Highway 101 is busy. People driving between Solana Beach and Encinitas can take the scenic road instead of hopping onto the nearby, but frequently congested Interstate 5.
Encinitas City Council Member Kelly Shaw Hinze said the road draws more than just car traffic.
“So this is a stretch of highway where people like to run, ride bikes and take in this sort of amazing scenic view shed that we have on either side of the highway,” Shaw Hinze said.
The council member stood next to large rocks which line the eastern side of the road. The boulders, or rip-rap, offer protection from big waves that are pushed ashore by high tides and storm surges.
The boulders serve as a last defense against an ocean that is increasingly putting pressure on local shorelines. On some stormy days, it is best to drive on the freeway.
“The highway was built on a very vulnerable sand spit. And this is what has been there to protect it for the last couple of decades. But as the conditions change and we start seeing more frequent high tides. What we’ve seen is that the highway becomes more vulnerable than it has been before,” Shaw Hinze said.
And this is a roadway the coastal communities want to keep open. Photographs from 2010 show standing water on the highway and in the parking lots of several local businesses.
“It has a history of going completely over 101 and closing the road and eroding it. And we’ve had larger storms damage,” said Pete Milligan, city of Encinitas civil engineer.
Highway 101 also flooded earlier this winter during a high tide that was coupled with a storm. At one point storm fueled waves pushed cobblestones on the surface of the blacktop.
Milligan hopes to protect the road through a unique plan that also creates a sandy dune habitat, which is pretty rare along the California coast.
The just over $2 million Cardiff Living Shoreline Project is due to be complete in April.
As part of the project, crews have been digging a deep trench along the highway.
“They come in and put filter fabric, the black fabric in and that really helps with the water not being able to get under the rock. Erode the sand and basically keeps it in place,” Milligan said.
On top of that fabric, workers have strategically placed interlocking large boulders that are basically an underground wall.
The large rocks, or revetment, are covered-up with sand dredged from the nearby lagoon.
“We have a final line of defense, the rock, which is going to save the road. But everything in front of it we’re going to have to adjust and perfect as the project goes along over time. But if it was just sand it would just go and we’d be in the same condition that we were before,” Milligan said.
The sandy habitat area on top of the rocks is roped-off and protected. It will be allowed to settle and drain before native plants are added.
That is exactly what conservationists did on a test project at the southern end of this beach where there is a patch of dune habitat that used to be a parking lot.
“This is a pretty good representation of exactly what the dunes should be looking like,” said Bradley Nussbaum of the San Elijo Lagoon Conservancy.
He pointed to the rehabilitated patch of sand.
“Kind of a nice little hummock flowing on it with vegetation. And this will probably be about the same density of vegetation that we’ll be experiencing there,” Nussbaum said.

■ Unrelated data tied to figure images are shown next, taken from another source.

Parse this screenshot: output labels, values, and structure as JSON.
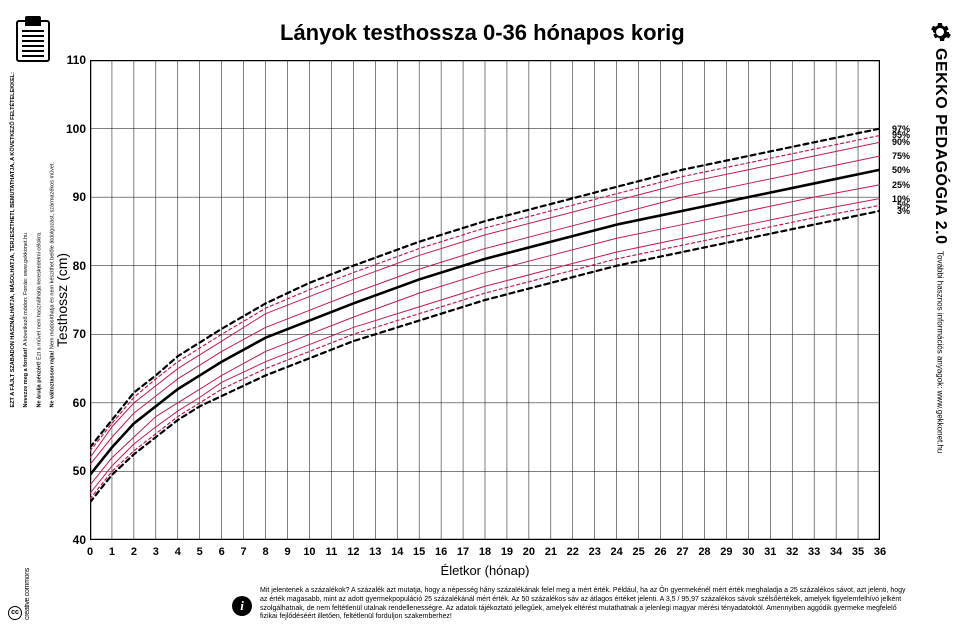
{
  "title": "Lányok testhossza 0-36 hónapos korig",
  "brand": {
    "main": "GEKKO PEDAGÓGIA 2.0",
    "sub": "További hasznos információs anyagok:  www.gekkonet.hu"
  },
  "left_side": {
    "caps": "EZT A FÁJLT SZABADON HASZNÁLHATJA, MÁSOLHATJA, TERJESZTHETI, BEMUTATHATJA, A KÖVETKEZŐ FELTÉTELEKKEL:",
    "attr_b": "Nevezze meg a forrást!",
    "attr": "A következő módon: Forrás: www.gekkonet.hu",
    "nc_b": "Ne árulja pénzért!",
    "nc": "Ezt a művet nem használhatja kereskedelmi célokra.",
    "nd_b": "Ne változtasson rajta!",
    "nd": "Nem módosíthatja és nem készíthet belőle átdolgozást, származékos művet."
  },
  "cc": "creative commons",
  "chart": {
    "type": "line",
    "x_label": "Életkor (hónap)",
    "y_label": "Testhossz (cm)",
    "xlim": [
      0,
      36
    ],
    "ylim": [
      40,
      110
    ],
    "xtick_step": 1,
    "ytick_step": 10,
    "background_color": "#ffffff",
    "grid_color": "#000000",
    "grid_width": 0.5,
    "border_width": 2.5,
    "series": [
      {
        "name": "3%",
        "color": "#000000",
        "width": 2.2,
        "dash": "5,4",
        "label": "3%",
        "data": [
          [
            0,
            45.5
          ],
          [
            1,
            49.5
          ],
          [
            2,
            52.5
          ],
          [
            3,
            55
          ],
          [
            4,
            57.5
          ],
          [
            5,
            59.5
          ],
          [
            6,
            61
          ],
          [
            8,
            64
          ],
          [
            10,
            66.5
          ],
          [
            12,
            69
          ],
          [
            15,
            72
          ],
          [
            18,
            75
          ],
          [
            21,
            77.5
          ],
          [
            24,
            80
          ],
          [
            27,
            82
          ],
          [
            30,
            84
          ],
          [
            33,
            86
          ],
          [
            36,
            88
          ]
        ]
      },
      {
        "name": "5%",
        "color": "#c2185b",
        "width": 1.2,
        "dash": "3,3",
        "label": "5%",
        "data": [
          [
            0,
            46
          ],
          [
            1,
            50
          ],
          [
            2,
            53
          ],
          [
            3,
            55.5
          ],
          [
            4,
            58
          ],
          [
            5,
            60
          ],
          [
            6,
            62
          ],
          [
            8,
            65
          ],
          [
            10,
            67.5
          ],
          [
            12,
            70
          ],
          [
            15,
            73
          ],
          [
            18,
            76
          ],
          [
            21,
            78.5
          ],
          [
            24,
            81
          ],
          [
            27,
            83
          ],
          [
            30,
            85
          ],
          [
            33,
            87
          ],
          [
            36,
            88.8
          ]
        ]
      },
      {
        "name": "10%",
        "color": "#c2185b",
        "width": 1.0,
        "dash": null,
        "label": "10%",
        "data": [
          [
            0,
            46.8
          ],
          [
            1,
            50.8
          ],
          [
            2,
            54
          ],
          [
            3,
            56.5
          ],
          [
            4,
            58.8
          ],
          [
            5,
            60.8
          ],
          [
            6,
            63
          ],
          [
            8,
            66
          ],
          [
            10,
            68.5
          ],
          [
            12,
            71
          ],
          [
            15,
            74
          ],
          [
            18,
            77
          ],
          [
            21,
            79.5
          ],
          [
            24,
            82
          ],
          [
            27,
            84
          ],
          [
            30,
            86
          ],
          [
            33,
            88
          ],
          [
            36,
            89.8
          ]
        ]
      },
      {
        "name": "25%",
        "color": "#c2185b",
        "width": 1.0,
        "dash": null,
        "label": "25%",
        "data": [
          [
            0,
            48
          ],
          [
            1,
            52
          ],
          [
            2,
            55
          ],
          [
            3,
            58
          ],
          [
            4,
            60
          ],
          [
            5,
            62
          ],
          [
            6,
            64
          ],
          [
            8,
            67.5
          ],
          [
            10,
            70
          ],
          [
            12,
            72.5
          ],
          [
            15,
            76
          ],
          [
            18,
            79
          ],
          [
            21,
            81.5
          ],
          [
            24,
            84
          ],
          [
            27,
            86
          ],
          [
            30,
            88
          ],
          [
            33,
            90
          ],
          [
            36,
            91.8
          ]
        ]
      },
      {
        "name": "50%",
        "color": "#000000",
        "width": 2.6,
        "dash": null,
        "label": "50%",
        "data": [
          [
            0,
            49.5
          ],
          [
            1,
            53.5
          ],
          [
            2,
            57
          ],
          [
            3,
            59.5
          ],
          [
            4,
            62
          ],
          [
            5,
            64
          ],
          [
            6,
            66
          ],
          [
            8,
            69.5
          ],
          [
            10,
            72
          ],
          [
            12,
            74.5
          ],
          [
            15,
            78
          ],
          [
            18,
            81
          ],
          [
            21,
            83.5
          ],
          [
            24,
            86
          ],
          [
            27,
            88
          ],
          [
            30,
            90
          ],
          [
            33,
            92
          ],
          [
            36,
            94
          ]
        ]
      },
      {
        "name": "75%",
        "color": "#c2185b",
        "width": 1.0,
        "dash": null,
        "label": "75%",
        "data": [
          [
            0,
            51
          ],
          [
            1,
            55
          ],
          [
            2,
            58.5
          ],
          [
            3,
            61
          ],
          [
            4,
            63.5
          ],
          [
            5,
            65.5
          ],
          [
            6,
            67.5
          ],
          [
            8,
            71
          ],
          [
            10,
            73.5
          ],
          [
            12,
            76
          ],
          [
            15,
            79.5
          ],
          [
            18,
            82.5
          ],
          [
            21,
            85
          ],
          [
            24,
            87.5
          ],
          [
            27,
            90
          ],
          [
            30,
            92
          ],
          [
            33,
            94
          ],
          [
            36,
            96
          ]
        ]
      },
      {
        "name": "90%",
        "color": "#c2185b",
        "width": 1.0,
        "dash": null,
        "label": "90%",
        "data": [
          [
            0,
            52
          ],
          [
            1,
            56.5
          ],
          [
            2,
            60
          ],
          [
            3,
            62.5
          ],
          [
            4,
            65
          ],
          [
            5,
            67
          ],
          [
            6,
            69
          ],
          [
            8,
            73
          ],
          [
            10,
            75.5
          ],
          [
            12,
            78
          ],
          [
            15,
            81.5
          ],
          [
            18,
            84.5
          ],
          [
            21,
            87
          ],
          [
            24,
            89.5
          ],
          [
            27,
            92
          ],
          [
            30,
            94
          ],
          [
            33,
            96
          ],
          [
            36,
            98
          ]
        ]
      },
      {
        "name": "95%",
        "color": "#c2185b",
        "width": 1.2,
        "dash": "3,3",
        "label": "95%",
        "data": [
          [
            0,
            53
          ],
          [
            1,
            57
          ],
          [
            2,
            60.8
          ],
          [
            3,
            63.5
          ],
          [
            4,
            66
          ],
          [
            5,
            68
          ],
          [
            6,
            70
          ],
          [
            8,
            73.8
          ],
          [
            10,
            76.5
          ],
          [
            12,
            79
          ],
          [
            15,
            82.5
          ],
          [
            18,
            85.5
          ],
          [
            21,
            88
          ],
          [
            24,
            90.5
          ],
          [
            27,
            93
          ],
          [
            30,
            95
          ],
          [
            33,
            97
          ],
          [
            36,
            99
          ]
        ]
      },
      {
        "name": "97%",
        "color": "#000000",
        "width": 2.2,
        "dash": "5,4",
        "label": "97%",
        "data": [
          [
            0,
            53.5
          ],
          [
            1,
            57.5
          ],
          [
            2,
            61.5
          ],
          [
            3,
            64
          ],
          [
            4,
            66.8
          ],
          [
            5,
            68.8
          ],
          [
            6,
            70.8
          ],
          [
            8,
            74.5
          ],
          [
            10,
            77.5
          ],
          [
            12,
            80
          ],
          [
            15,
            83.5
          ],
          [
            18,
            86.5
          ],
          [
            21,
            89
          ],
          [
            24,
            91.5
          ],
          [
            27,
            94
          ],
          [
            30,
            96
          ],
          [
            33,
            98
          ],
          [
            36,
            100
          ]
        ]
      }
    ],
    "pct_label_order": [
      "97%",
      "95%",
      "90%",
      "75%",
      "50%",
      "25%",
      "10%",
      "5%",
      "3%"
    ]
  },
  "footer": "Mit jelentenek a százalékok? A százalék azt mutatja, hogy a népesség hány százalékának felel meg a mért érték. Például, ha az Ön gyermekénél mért érték meghaladja a 25 százalékos sávot, azt jelenti, hogy az érték magasabb, mint az adott gyermekpopuláció 25 százalékánál mért érték. Az 50 százalékos sáv az átlagos értéket jelenti. A 3,5 / 95,97 százalékos sávok szélsőértékek, amelyek figyelemfelhívó jelként szolgálhatnak, de nem feltétlenül utalnak rendellenességre. Az adatok tájékoztató jellegűek, amelyek eltérést mutathatnak a jelenlegi magyar mérési tényadatoktól. Amennyiben aggódik gyermeke megfelelő fizikai fejlődéséért illetően, feltétlenül forduljon szakemberhez!"
}
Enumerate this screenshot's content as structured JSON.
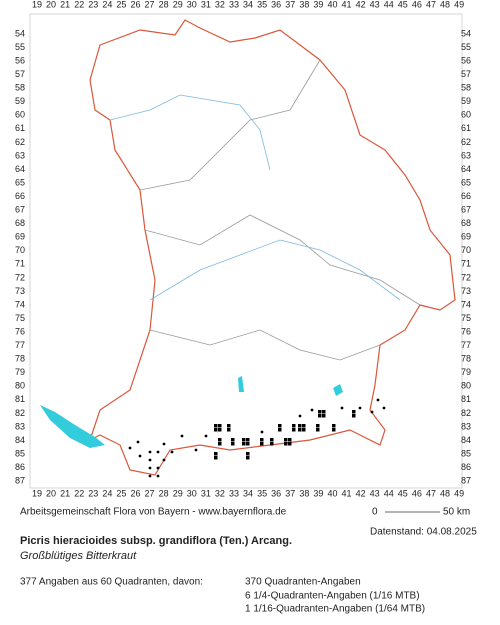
{
  "map": {
    "x_labels": [
      19,
      20,
      21,
      22,
      23,
      24,
      25,
      26,
      27,
      28,
      29,
      30,
      31,
      32,
      33,
      34,
      35,
      36,
      37,
      38,
      39,
      40,
      41,
      42,
      43,
      44,
      45,
      46,
      47,
      48,
      49
    ],
    "y_labels": [
      54,
      55,
      56,
      57,
      58,
      59,
      60,
      61,
      62,
      63,
      64,
      65,
      66,
      67,
      68,
      69,
      70,
      71,
      72,
      73,
      74,
      75,
      76,
      77,
      78,
      79,
      80,
      81,
      82,
      83,
      84,
      85,
      86,
      87
    ],
    "credit": "Arbeitsgemeinschaft Flora von Bayern - www.bayernflora.de",
    "scale": {
      "start": "0",
      "end": "50 km"
    },
    "date": "Datenstand: 04.08.2025",
    "title": "Picris hieracioides subsp. grandiflora (Ten.) Arcang.",
    "subtitle": "Großblütiges Bitterkraut",
    "stats": {
      "total": "377 Angaben aus 60 Quadranten, davon:",
      "lines": [
        "370 Quadranten-Angaben",
        "6 1/4-Quadranten-Angaben (1/16 MTB)",
        "1 1/16-Quadranten-Angaben (1/64 MTB)"
      ]
    }
  }
}
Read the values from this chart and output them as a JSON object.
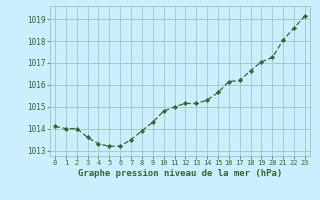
{
  "x": [
    0,
    1,
    2,
    3,
    4,
    5,
    6,
    7,
    8,
    9,
    10,
    11,
    12,
    13,
    14,
    15,
    16,
    17,
    18,
    19,
    20,
    21,
    22,
    23
  ],
  "y": [
    1014.1,
    1014.0,
    1014.0,
    1013.6,
    1013.3,
    1013.2,
    1013.2,
    1013.5,
    1013.9,
    1014.3,
    1014.8,
    1015.0,
    1015.15,
    1015.15,
    1015.3,
    1015.65,
    1016.15,
    1016.2,
    1016.65,
    1017.05,
    1017.25,
    1018.05,
    1018.6,
    1019.15
  ],
  "line_color": "#2d6a2d",
  "marker": "D",
  "marker_size": 2.2,
  "bg_color": "#cceeff",
  "grid_color": "#99ccbb",
  "xlabel": "Graphe pression niveau de la mer (hPa)",
  "xlabel_color": "#2d6a2d",
  "tick_color": "#2d6a2d",
  "xlim": [
    -0.5,
    23.5
  ],
  "ylim": [
    1012.75,
    1019.6
  ],
  "yticks": [
    1013,
    1014,
    1015,
    1016,
    1017,
    1018,
    1019
  ],
  "xticks": [
    0,
    1,
    2,
    3,
    4,
    5,
    6,
    7,
    8,
    9,
    10,
    11,
    12,
    13,
    14,
    15,
    16,
    17,
    18,
    19,
    20,
    21,
    22,
    23
  ]
}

The dunes will offer space for flowers like the beach primrose, which sports bright yellow blooms, and the purple blossoms of Sand Rabina.
The habitat should also be an inviting space for the western snowy plover. This beach is already one of the most popular roosting spots for that federally endangered bird.
“With this 60-foot of protected dune area where people won’t be walking. That’ll give them space where they can actually where they can keep away from potential traffic,” Nussbaum said.
The project is a complicated partnership between conservation groups, local governments and state agencies. All are watching closely to seeing how the project stands up to the pounding the ocean can bring. It will be a work in progress.
“We’re not going to expect these dunes to be frozen in a moment of time. Sort of the beauty of it is they can change, they can be dynamic,” Shay Hinze said.
Project managers concede this is not a permanent protection for the road.
The ocean will eventually reclaim Highway 101 as sea levels rise, but there is hope this project will protect the road and create rare habitat for several more decades.